Oxley Holdings third-quarter profit soars 142% to $13.2 million

Nine-month profit also ballooned by 105%.

For the quarter ended 31 March 2013 (3Q13), homegrown lifestyle property developer Oxley Holdings Limited (Oxley) has posted a 142% rise in net profit attributable to shareholders of $13.2 million on revenue of $70.6 million, compared to $5.4 million on revenue of $48.1 million in the previous corresponding period (3Q12).
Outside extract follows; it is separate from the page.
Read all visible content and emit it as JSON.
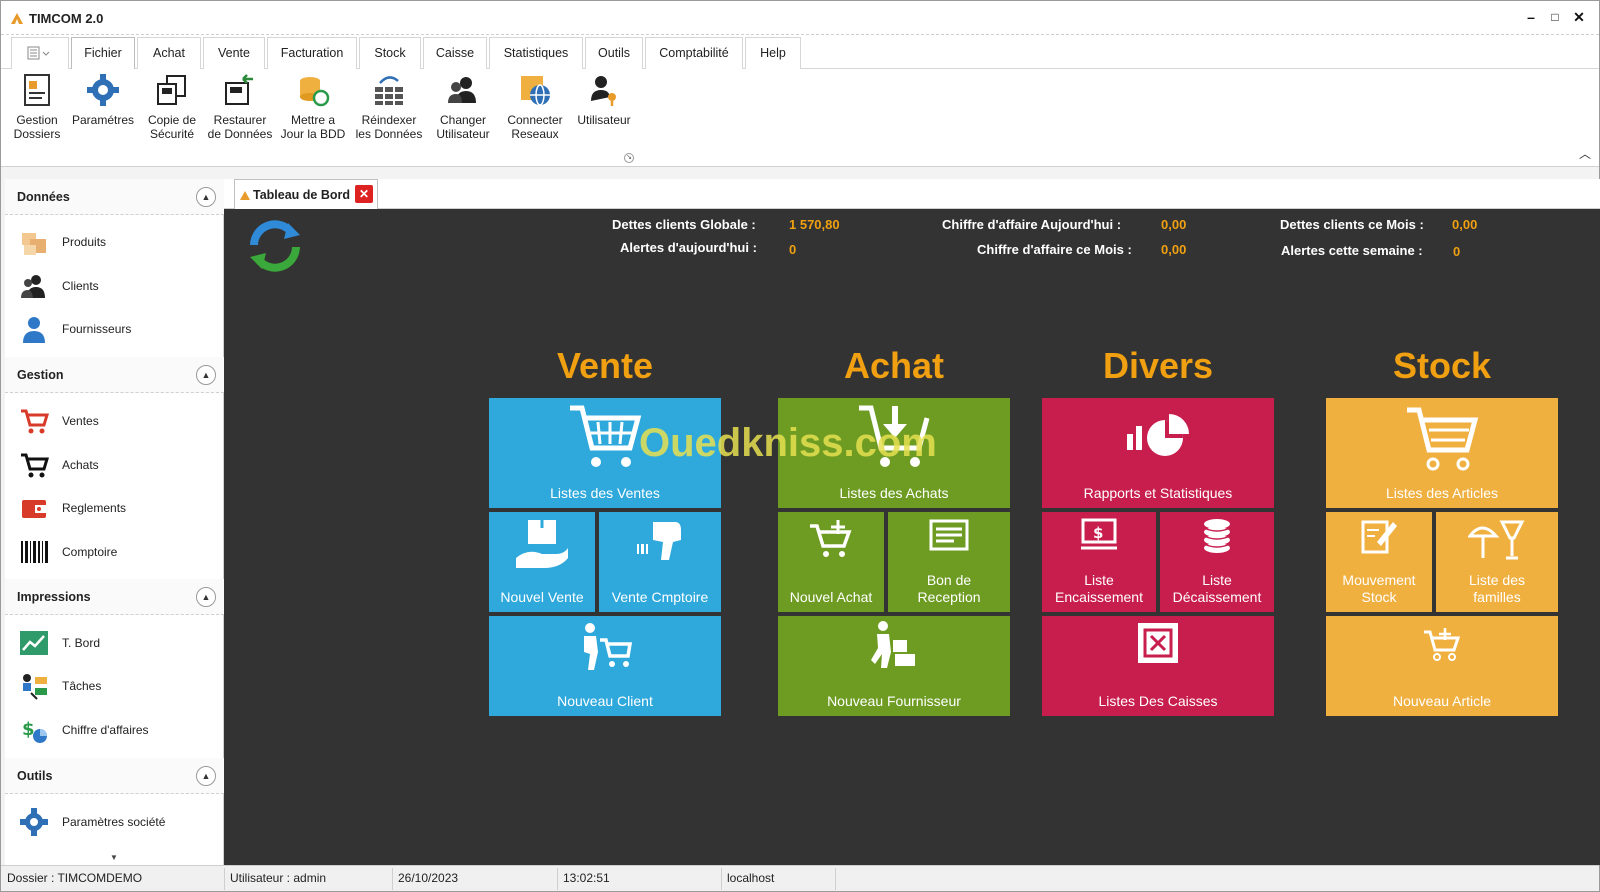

Earnings per share was 0.45 cents, versus 0.20 cents in 3Q12.

The company also reported a 105% rise in net profit attributable to shareholders of $31.2 million for the nine months ended 31 March 2013 (9M13), a significant leap from $15.2 million posted in the previous corresponding period (9M12). The 9M13 earnings has thus also surpassed the $16.9 million recorded for the financial year ended 30 June 2012 (FY12).

Group revenue grew 48% to $180.4 million, versus $121.8 million in 9M12, while earnings per share nearly doubled to 1.12 cents, from 0.57 cents in 9M12.

Commenting on the Group’s results, Mr Ching Chiat Kwong, Chairman and CEO of Oxley said, “This quarter has truly been a record for us. All our projects launched to date have been well received by the market, and with the progress made in the construction of the residential developments, we can now begin to reap the fruits of our labour.” 

The Group’s 3Q13 revenue saw contributions from 10 of the above 13 projects, with Loft@Stevens, Loft@Rangoon and Suites@Katong having achieved TOP status earlier on. Net profit, which rose in line with the increase in revenue, was boosted by rental income from The Corporate Office and McDonald’s Place at King Albert Park, where tenants are serving lease obligations which were in place prior to the Group’s acquisition of these two commercial properties.

Revenue for 9M13 was driven by construction progress made in 13 of the Group’s residential projects, namely Loft@Rangoon, Suites@Katong, Viva Vista, RV Point, Loft@Holland, Vibes@Kovan, Loft@Stevens, Devonshire Residences, Suites@Braddell, Vibes@East Coast, The Promenade@Pelikat, Vibes@Upper Serangoon and Presto@Upper Serangoon. Revenue was recognised based on the percentage of completion method.

In light of its positive performance, the Group has proposed an interim, one-tier tax exempt cash dividend of 0.1 cent per ordinary share. Total dividend payable amounts to approximately $2.95 million.